A few days later, Graham was thrilled to learn she could return to UNC after the NCAA granted athletes an extra year of eligibility. 

“It’s the best news we have gotten,” Graham said. “All us seniors want to play professional tennis, but we love this program more than anything.”

North Carolina (18-0) was ranked No. 1 in the country when the season was canceled. Graham was the No. 3 ranked singles player in the nation and has a 106-22 singles record at UNC, good for the third-best winning percentage (.828) in school history.

Graham and her teammates were in the Bahamas on spring break when they heard the news that the season was over.

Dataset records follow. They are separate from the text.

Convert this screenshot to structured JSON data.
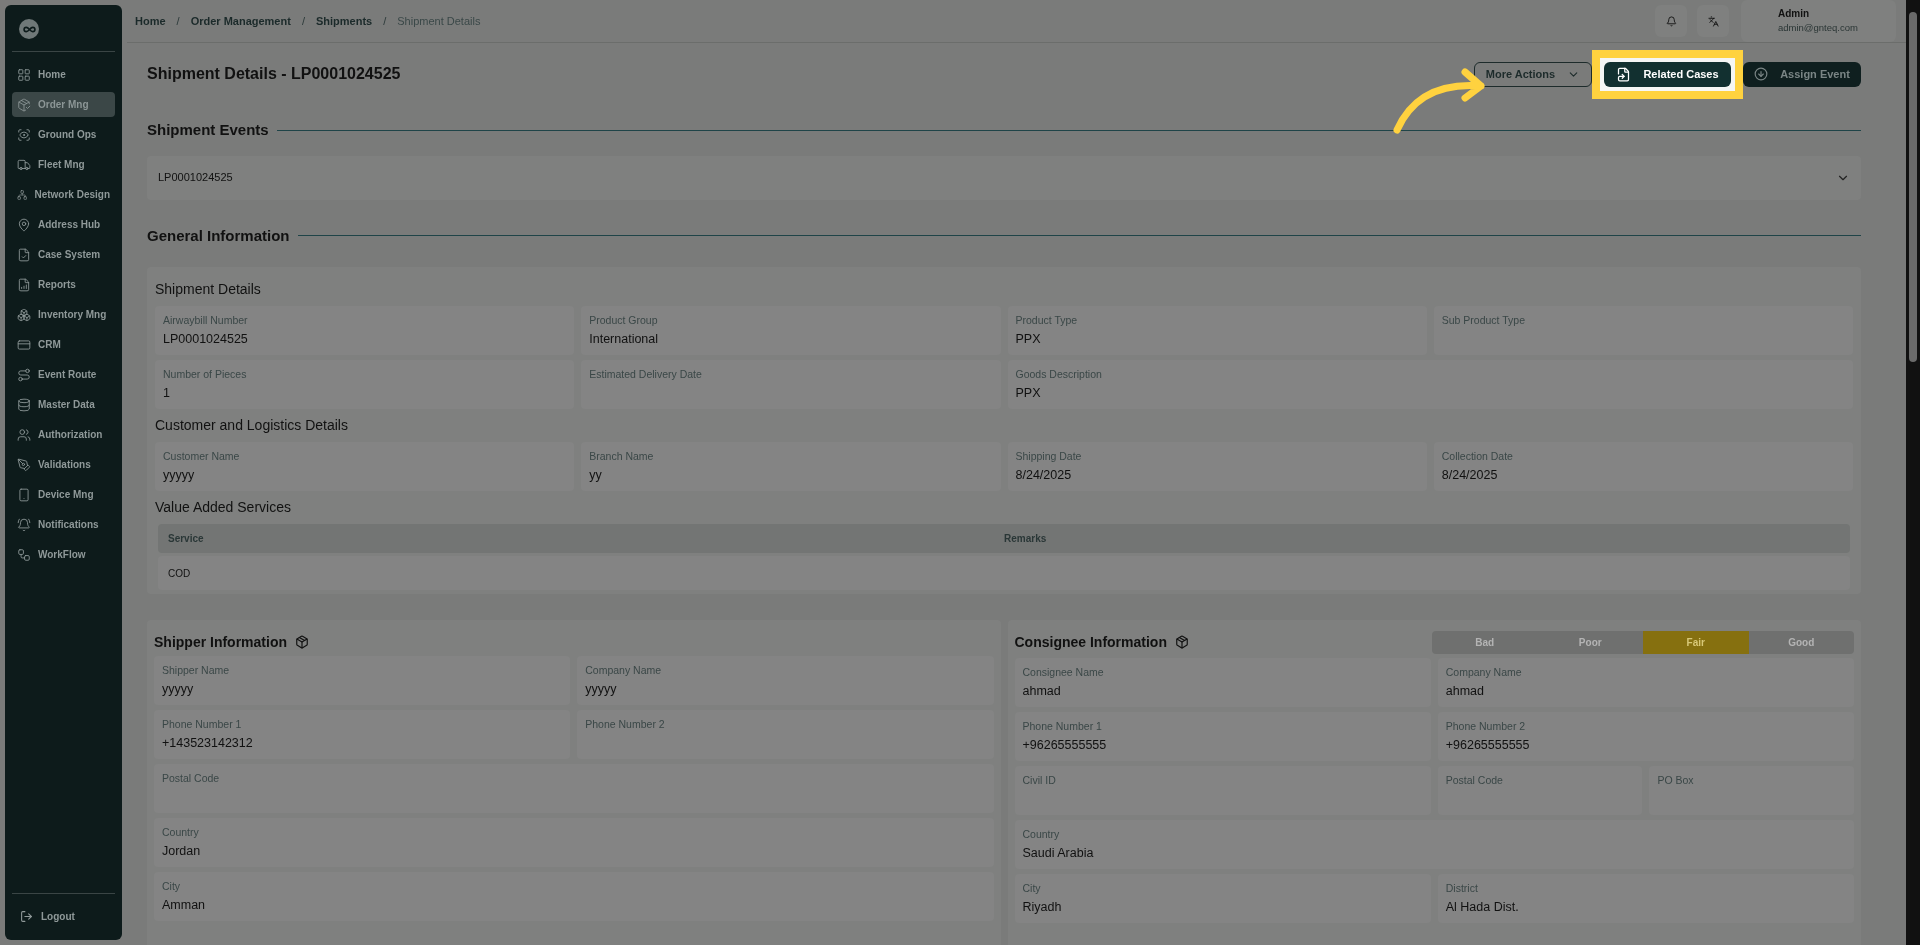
{
  "sidebar": {
    "items": [
      {
        "label": "Home",
        "selected": false
      },
      {
        "label": "Order Mng",
        "selected": true
      },
      {
        "label": "Ground Ops",
        "selected": false
      },
      {
        "label": "Fleet Mng",
        "selected": false
      },
      {
        "label": "Network Design",
        "selected": false
      },
      {
        "label": "Address Hub",
        "selected": false
      },
      {
        "label": "Case System",
        "selected": false
      },
      {
        "label": "Reports",
        "selected": false
      },
      {
        "label": "Inventory Mng",
        "selected": false
      },
      {
        "label": "CRM",
        "selected": false
      },
      {
        "label": "Event Route",
        "selected": false
      },
      {
        "label": "Master Data",
        "selected": false
      },
      {
        "label": "Authorization",
        "selected": false
      },
      {
        "label": "Validations",
        "selected": false
      },
      {
        "label": "Device Mng",
        "selected": false
      },
      {
        "label": "Notifications",
        "selected": false
      },
      {
        "label": "WorkFlow",
        "selected": false
      }
    ],
    "logout": "Logout"
  },
  "header": {
    "breadcrumb": [
      {
        "label": "Home",
        "current": false
      },
      {
        "label": "Order Management",
        "current": false
      },
      {
        "label": "Shipments",
        "current": false
      },
      {
        "label": "Shipment Details",
        "current": true
      }
    ],
    "separator": "/",
    "user": {
      "name": "Admin",
      "email": "admin@gnteq.com"
    }
  },
  "page": {
    "title": "Shipment Details - LP0001024525",
    "actions": [
      {
        "label": "More Actions",
        "kind": "outline",
        "highlighted": false
      },
      {
        "label": "Related Cases",
        "kind": "primary",
        "highlighted": true
      },
      {
        "label": "Assign Event",
        "kind": "dark",
        "highlighted": false
      }
    ]
  },
  "shipment_events": {
    "title": "Shipment Events",
    "items": [
      {
        "label": "LP0001024525",
        "expanded": false
      }
    ]
  },
  "general_information": {
    "title": "General Information",
    "sections": [
      {
        "title": "Shipment Details",
        "rows": [
          [
            {
              "label": "Airwaybill Number",
              "value": "LP0001024525"
            },
            {
              "label": "Product Group",
              "value": "International"
            },
            {
              "label": "Product Type",
              "value": "PPX"
            },
            {
              "label": "Sub Product Type"
            }
          ],
          [
            {
              "label": "Number of Pieces",
              "value": "1"
            },
            {
              "label": "Estimated Delivery Date"
            },
            {
              "label": "Goods Description",
              "value": "PPX"
            }
          ]
        ]
      },
      {
        "title": "Customer and Logistics Details",
        "rows": [
          [
            {
              "label": "Customer Name",
              "value": "yyyyy"
            },
            {
              "label": "Branch Name",
              "value": "yy"
            },
            {
              "label": "Shipping Date",
              "value": "8/24/2025"
            },
            {
              "label": "Collection Date",
              "value": "8/24/2025"
            }
          ]
        ]
      }
    ],
    "value_added_services": {
      "title": "Value Added Services",
      "columns": [
        "Service",
        "Remarks"
      ],
      "rows": [
        [
          "COD"
        ]
      ]
    }
  },
  "shipper": {
    "title": "Shipper Information",
    "rows": [
      [
        {
          "label": "Shipper Name",
          "value": "yyyyy"
        },
        {
          "label": "Company Name",
          "value": "yyyyy"
        }
      ],
      [
        {
          "label": "Phone Number 1",
          "value": "+143523142312"
        },
        {
          "label": "Phone Number 2"
        }
      ],
      [
        {
          "label": "Postal Code"
        }
      ],
      [
        {
          "label": "Country",
          "value": "Jordan"
        }
      ],
      [
        {
          "label": "City",
          "value": "Amman"
        }
      ]
    ]
  },
  "consignee": {
    "title": "Consignee Information",
    "rating": [
      {
        "label": "Bad",
        "selected": false
      },
      {
        "label": "Poor",
        "selected": false
      },
      {
        "label": "Fair",
        "selected": true
      },
      {
        "label": "Good",
        "selected": false
      }
    ],
    "rows": [
      [
        {
          "label": "Consignee Name",
          "value": "ahmad"
        },
        {
          "label": "Company Name",
          "value": "ahmad"
        }
      ],
      [
        {
          "label": "Phone Number 1",
          "value": "+96265555555"
        },
        {
          "label": "Phone Number 2",
          "value": "+96265555555"
        }
      ],
      [
        {
          "label": "Civil ID"
        },
        {
          "label": "Postal Code"
        },
        {
          "label": "PO Box"
        }
      ],
      [
        {
          "label": "Country",
          "value": "Saudi Arabia"
        }
      ],
      [
        {
          "label": "City",
          "value": "Riyadh"
        },
        {
          "label": "District",
          "value": "Al Hada Dist."
        }
      ]
    ]
  }
}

“We all took the news hard,” said Graham. “To think that this is how us seniors are going to end college tennis is devastating. We knew this year we had such a huge chance to do big things in the postseason and possibly win the NCAA team event. I’ve put so much time and heart into this program so it’s heartbreaking."

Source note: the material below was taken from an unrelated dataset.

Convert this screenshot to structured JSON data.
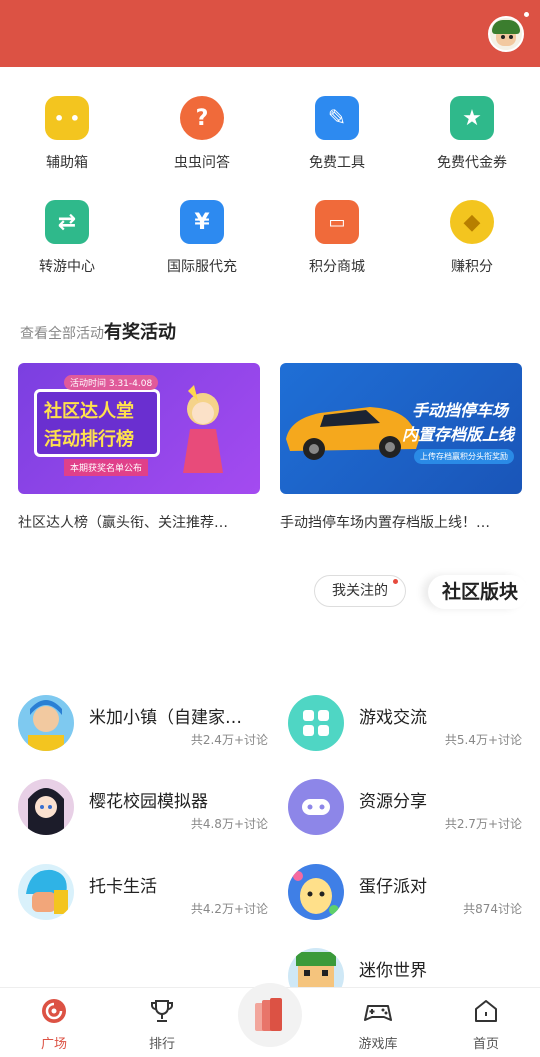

Graham also missed out on a potential opportunity to play at the U.S. Open. The singles winner of the NCAA Tournament earns a wild-card entry into the main draw in Flushing Meadows.

“It’s unfortunate," Graham said, "but right now I’m thinking about the team mostly.”

Graham, a three-time All-American, said returning for another year of college tennis is worth putting her professional career on hold.

“As excited as I am to play professionally," Graham said, "the opportunities are endless as a collegiate athlete and playing for this team is so fulfilling.”

Graham played at Garden City High School as a freshman in 2012 and won the Nassau girls singles title and made Newsday's All-Long Island team. She finished her high school coursework online to give her more of an opportunity to play and practice. She played in the U.S. Open juniors in 2015, losing in the second round.

Though tennis is often thought of as an individual sport, college tennis allows players to compete as a team. That's an experience Graham doesn't want to miss. 

“There’s always going to be jobs and there’s always going to be a pro tour,” said Graham. "Nothing has ever made me happier than playing college tennis, so everything else can wait.”